Segundo a ministra de Segurança do país, Patricia Bullrich, e o ministro da Justiça, Mariano Cúneo Libarona, que apresentaram a iniciativa durante uma coletiva de prelo, a Lei Penal Juvenil é segmento de uma reforma do atual governo prateado para combater crimes cometidos por menores de idade.
“É impossível combater os criminosos sem leis que protejam as forças federais de segurança e a justiça na proteção dos argentinos de muito. É por isso que, por decisão do presidente Milei, as equipes conjuntas do Ministério da Segurança e do Ministério da Justiça trabalharam na redação do Projeto de Redução da Idade de Imputabilidade, com o objetivo de perfazer com a impunidade, estagnar a porta giratória e responder às demandas da população”, explicaram.
Chamado de “Regime Penal Juvenil”, o texto determina a idade de responsabilidade penal e estabelece as medidas punitivas de convenção com o violação cometido. Segundo o novo projeto de lei, as penas podem chegar a 20 anos de prisão.
Principais pontos do Regime Penal Juvenil
Adolescentes de 13 a 18 anos.
Os direitos e garantias reconhecidos na Constituição Pátrio e nos instrumentos internacionais serão reconhecidos.
Os menores infratores serão mantidos em estabelecimentos especiais ou seções separadas de estabelecimentos penitenciários, sob a direção de pessoal qualificado.
Segundo o Clarín, Bullrich disse que “uma vez incorporado ao Código Penal, cada região adaptará isso aos seus códigos processuais; deverão determinar que tipo de locais de detenção utilizarão para os menores”. A ministra de Segurança explicou que nem todas as províncias estão na mesma situação e, por isso, devem determinar onde os menores que cometem delitos serão alojados.
“Existem províncias que têm exclusivamente dois menores infratores, logo você não pode produzir uma grande estrutura, enquanto outras têm mais”, afirmou.
Os pais serão comunicados sobre a imputação e outros atos processuais.
O Juiz e o Ministério Público fiscalizarão continuamente a tutela efetiva dos direitos das vítimas. De convenção com o Regime, elas receberão atendimento psicológico e assistência jurídica gratuita.
No caso da emprego de uma pena condicional, deverão ser implementadas medidas complementares, porquê aconselhamento, orientação, participação em programas educacionais, formação cidadã, capacitação profissional, assistência médica ou psicológica, obrigação de buscar e, se verosímil, obter ocupação, comparência ao tribunal, proibição de consumo de álcool e drogas.

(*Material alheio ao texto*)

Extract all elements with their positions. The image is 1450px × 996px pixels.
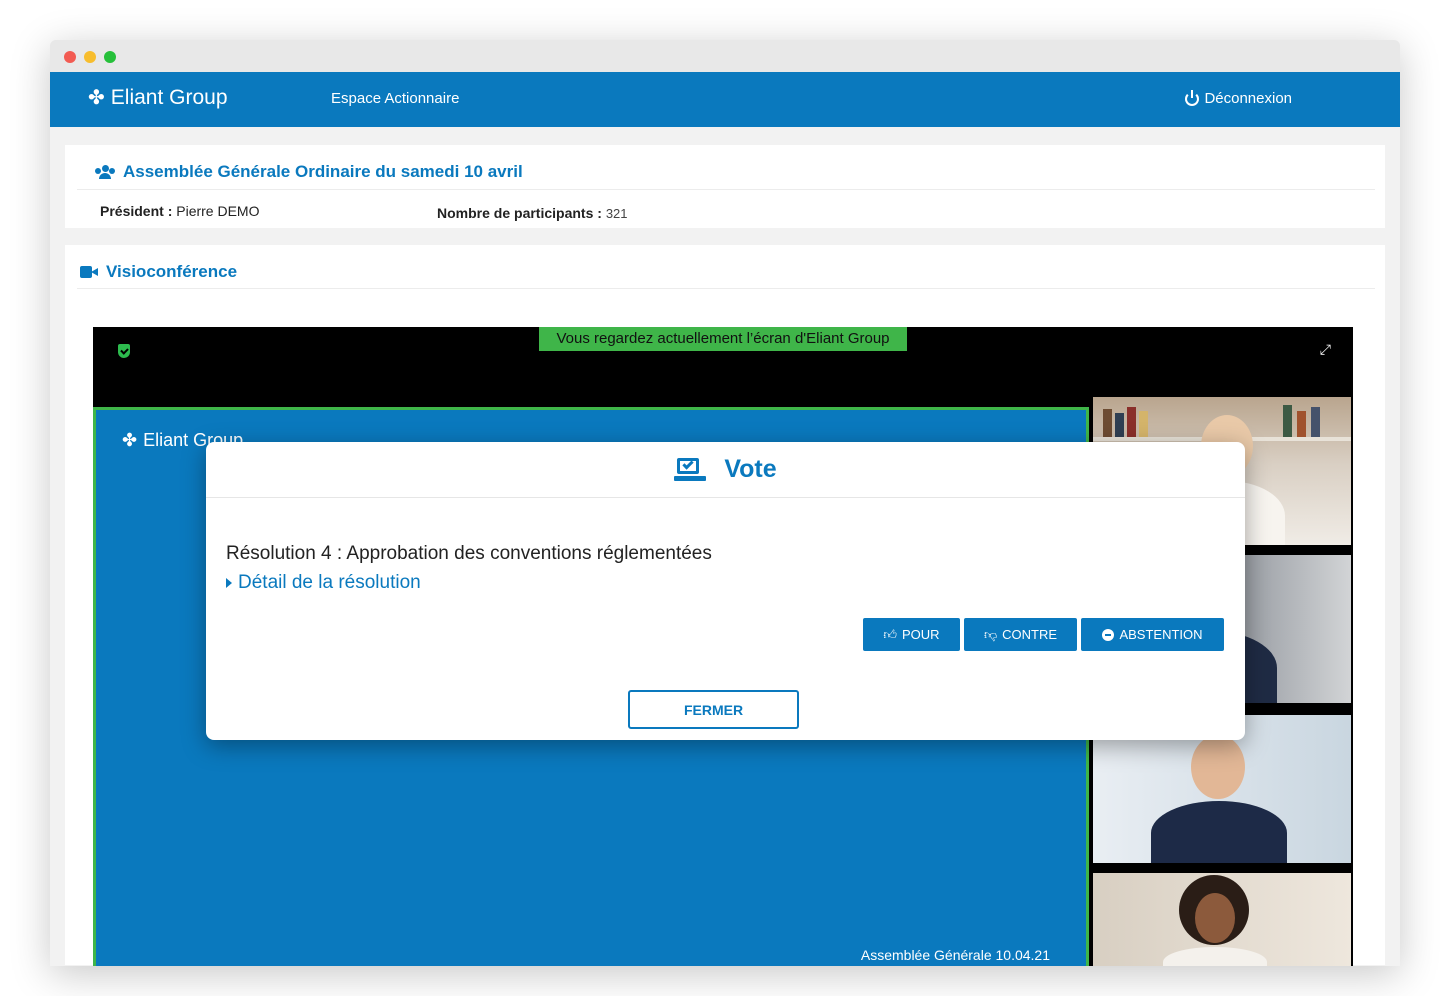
power-icon	[1185, 89, 1200, 106]
screen-share-banner: Vous regardez actuellement l’écran d'Eli…	[539, 327, 907, 351]
vote-modal: Vote Résolution 4 : Approbation des conv…	[206, 442, 1245, 740]
meeting-title-text: Assemblée Générale Ordinaire du samedi 1…	[123, 162, 523, 181]
meeting-info-card: Assemblée Générale Ordinaire du samedi 1…	[65, 145, 1385, 228]
top-navbar: ✤ Eliant Group Espace Actionnaire Déconn…	[50, 72, 1400, 127]
videoconference-title: Visioconférence	[80, 262, 237, 282]
vote-modal-header: Vote	[206, 442, 1245, 498]
brand-name: Eliant Group	[110, 85, 228, 109]
president-label: Président :	[100, 203, 173, 219]
vote-abstention-label: ABSTENTION	[1119, 627, 1203, 642]
president-value: Pierre DEMO	[176, 203, 260, 219]
participants-info: Nombre de participants : 321	[437, 205, 628, 221]
participants-label: Nombre de participants :	[437, 205, 602, 221]
president-info: Président : Pierre DEMO	[100, 203, 259, 219]
resolution-detail-label: Détail de la résolution	[238, 572, 421, 593]
meeting-title: Assemblée Générale Ordinaire du samedi 1…	[95, 162, 523, 182]
ballot-check-icon	[674, 457, 707, 482]
participant-video[interactable]	[1093, 873, 1351, 966]
thumbs-up-icon: 👍︎	[883, 626, 898, 642]
users-icon	[95, 165, 115, 179]
vote-abstention-button[interactable]: ABSTENTION	[1081, 618, 1224, 651]
minus-circle-icon	[1102, 628, 1115, 641]
close-modal-button[interactable]: FERMER	[628, 690, 799, 729]
logout-link[interactable]: Déconnexion	[1185, 89, 1292, 107]
divider	[77, 288, 1375, 289]
shield-check-icon	[118, 344, 130, 358]
shared-screen-footer: Assemblée Générale 10.04.21	[860, 947, 1050, 963]
window-titlebar	[50, 40, 1400, 72]
participants-value: 321	[605, 206, 628, 221]
caret-right-icon	[226, 578, 232, 588]
close-window-button[interactable]	[64, 51, 76, 63]
maximize-window-button[interactable]	[104, 51, 116, 63]
vote-contre-button[interactable]: 👎︎ CONTRE	[964, 618, 1077, 651]
puzzle-icon: ✤	[88, 87, 105, 109]
resolution-title: Résolution 4 : Approbation des conventio…	[226, 543, 712, 564]
logout-label: Déconnexion	[1204, 90, 1292, 107]
fullscreen-icon[interactable]: ⤢	[1320, 341, 1331, 358]
vote-contre-label: CONTRE	[1002, 627, 1058, 642]
divider	[77, 189, 1375, 190]
resolution-detail-link[interactable]: Détail de la résolution	[226, 572, 421, 594]
vote-pour-button[interactable]: 👍︎ POUR	[863, 618, 960, 651]
video-camera-icon	[80, 266, 98, 278]
minimize-window-button[interactable]	[84, 51, 96, 63]
nav-espace-actionnaire[interactable]: Espace Actionnaire	[331, 90, 459, 107]
vote-buttons: 👍︎ POUR 👎︎ CONTRE ABSTENTION	[863, 618, 1224, 651]
brand-logo[interactable]: ✤ Eliant Group	[88, 85, 228, 110]
thumbs-down-icon: 👎︎	[983, 626, 998, 642]
videoconference-title-text: Visioconférence	[106, 262, 238, 281]
vote-modal-title: Vote	[724, 455, 777, 483]
puzzle-icon: ✤	[122, 430, 138, 450]
vote-pour-label: POUR	[902, 627, 940, 642]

Penas que fazem segmento do Regime Penal Juvenil
Penas de 3 a 6 anos: caso não haja morte da vítima, violência grave física ou psicológica contra pessoas, lesões graves em crimes culposos ou outros processos ou condenações, a pena pode ser substituída por: recado, proibição de aproximação da vítima ou seus familiares, proibição de encaminhar veículos, proibição de frequentar determinados lugares, proibição de deixar o país ou uma dimensão territorial, prestação de serviços à comunidade, monitoramento eletrônico.
Para crimes com pena prevista subordinado a seis (6) anos, poderá iniciar-se um processo de mediação penal com a vítima ou seus representantes.

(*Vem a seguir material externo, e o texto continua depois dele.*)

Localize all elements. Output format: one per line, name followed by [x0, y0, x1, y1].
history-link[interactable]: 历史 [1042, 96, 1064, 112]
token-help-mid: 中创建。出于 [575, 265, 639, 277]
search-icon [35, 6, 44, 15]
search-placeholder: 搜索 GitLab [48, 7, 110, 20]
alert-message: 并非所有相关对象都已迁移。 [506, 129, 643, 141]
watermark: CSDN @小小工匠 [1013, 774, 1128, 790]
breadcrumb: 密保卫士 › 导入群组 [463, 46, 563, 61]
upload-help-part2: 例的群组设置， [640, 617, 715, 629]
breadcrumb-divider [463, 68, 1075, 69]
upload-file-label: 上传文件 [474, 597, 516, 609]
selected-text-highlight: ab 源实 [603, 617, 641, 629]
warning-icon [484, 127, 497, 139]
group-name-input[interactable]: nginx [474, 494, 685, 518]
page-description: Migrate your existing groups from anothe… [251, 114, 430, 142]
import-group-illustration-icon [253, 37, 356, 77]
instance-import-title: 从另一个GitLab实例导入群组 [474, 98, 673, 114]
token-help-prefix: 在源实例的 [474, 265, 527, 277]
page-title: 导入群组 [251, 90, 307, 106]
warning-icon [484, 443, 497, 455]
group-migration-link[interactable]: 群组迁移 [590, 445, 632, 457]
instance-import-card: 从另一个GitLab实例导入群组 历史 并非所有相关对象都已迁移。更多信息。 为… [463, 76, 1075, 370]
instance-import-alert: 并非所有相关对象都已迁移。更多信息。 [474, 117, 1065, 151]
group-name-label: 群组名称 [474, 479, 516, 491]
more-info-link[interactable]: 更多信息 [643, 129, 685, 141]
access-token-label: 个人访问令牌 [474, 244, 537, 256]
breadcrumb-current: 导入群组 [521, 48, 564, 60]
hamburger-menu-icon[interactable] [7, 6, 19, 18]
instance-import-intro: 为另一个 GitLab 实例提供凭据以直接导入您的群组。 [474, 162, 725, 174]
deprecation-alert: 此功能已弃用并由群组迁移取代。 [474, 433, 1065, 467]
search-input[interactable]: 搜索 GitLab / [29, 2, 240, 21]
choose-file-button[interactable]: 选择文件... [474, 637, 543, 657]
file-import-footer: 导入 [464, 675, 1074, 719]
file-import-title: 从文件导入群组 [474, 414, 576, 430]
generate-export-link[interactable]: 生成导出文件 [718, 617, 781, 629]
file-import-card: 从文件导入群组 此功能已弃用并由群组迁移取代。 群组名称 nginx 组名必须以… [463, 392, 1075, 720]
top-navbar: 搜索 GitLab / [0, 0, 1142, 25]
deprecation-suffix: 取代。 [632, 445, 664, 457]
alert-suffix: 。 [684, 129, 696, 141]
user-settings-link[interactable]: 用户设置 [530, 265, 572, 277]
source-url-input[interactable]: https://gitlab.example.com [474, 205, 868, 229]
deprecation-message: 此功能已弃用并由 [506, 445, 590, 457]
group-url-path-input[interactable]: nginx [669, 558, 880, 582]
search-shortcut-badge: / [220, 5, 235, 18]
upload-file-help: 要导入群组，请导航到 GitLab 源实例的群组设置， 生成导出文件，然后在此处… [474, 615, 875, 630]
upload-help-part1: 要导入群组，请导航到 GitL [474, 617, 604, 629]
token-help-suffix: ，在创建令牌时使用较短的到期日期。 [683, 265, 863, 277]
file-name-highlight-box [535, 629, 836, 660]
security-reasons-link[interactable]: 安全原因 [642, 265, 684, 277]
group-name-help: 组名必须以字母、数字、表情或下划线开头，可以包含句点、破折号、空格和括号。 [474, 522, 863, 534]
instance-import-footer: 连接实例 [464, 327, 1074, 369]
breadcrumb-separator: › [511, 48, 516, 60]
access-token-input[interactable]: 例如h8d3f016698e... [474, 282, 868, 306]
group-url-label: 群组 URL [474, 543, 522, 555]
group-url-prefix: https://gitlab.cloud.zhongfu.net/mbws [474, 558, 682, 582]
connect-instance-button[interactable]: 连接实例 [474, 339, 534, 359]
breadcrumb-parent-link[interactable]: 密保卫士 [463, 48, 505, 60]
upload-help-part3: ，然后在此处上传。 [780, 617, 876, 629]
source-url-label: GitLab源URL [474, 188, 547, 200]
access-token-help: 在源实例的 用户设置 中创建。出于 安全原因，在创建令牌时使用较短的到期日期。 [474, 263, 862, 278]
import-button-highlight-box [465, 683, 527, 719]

Supremo de penas: 20 anos. Ao satisfazer 2/3 da pena, o tribunal pode determinar continuar com medidas alternativas.
O cumprimento das penas será verificado pelo juiz ou pelo fiscal. A vítima também poderá verificar, se desejar.
Em caso de descumprimento não justificado de uma pena opção, o juiz a substituirá por uma mais severa.
Nas condições estabelecidas para todos os casos, para penas não superiores a três (3) anos, o menor infrator poderá ter liberdade condicional. Se as condições não forem cumpridas, o juiz continuará o processo sem recontar o tempo decorrido.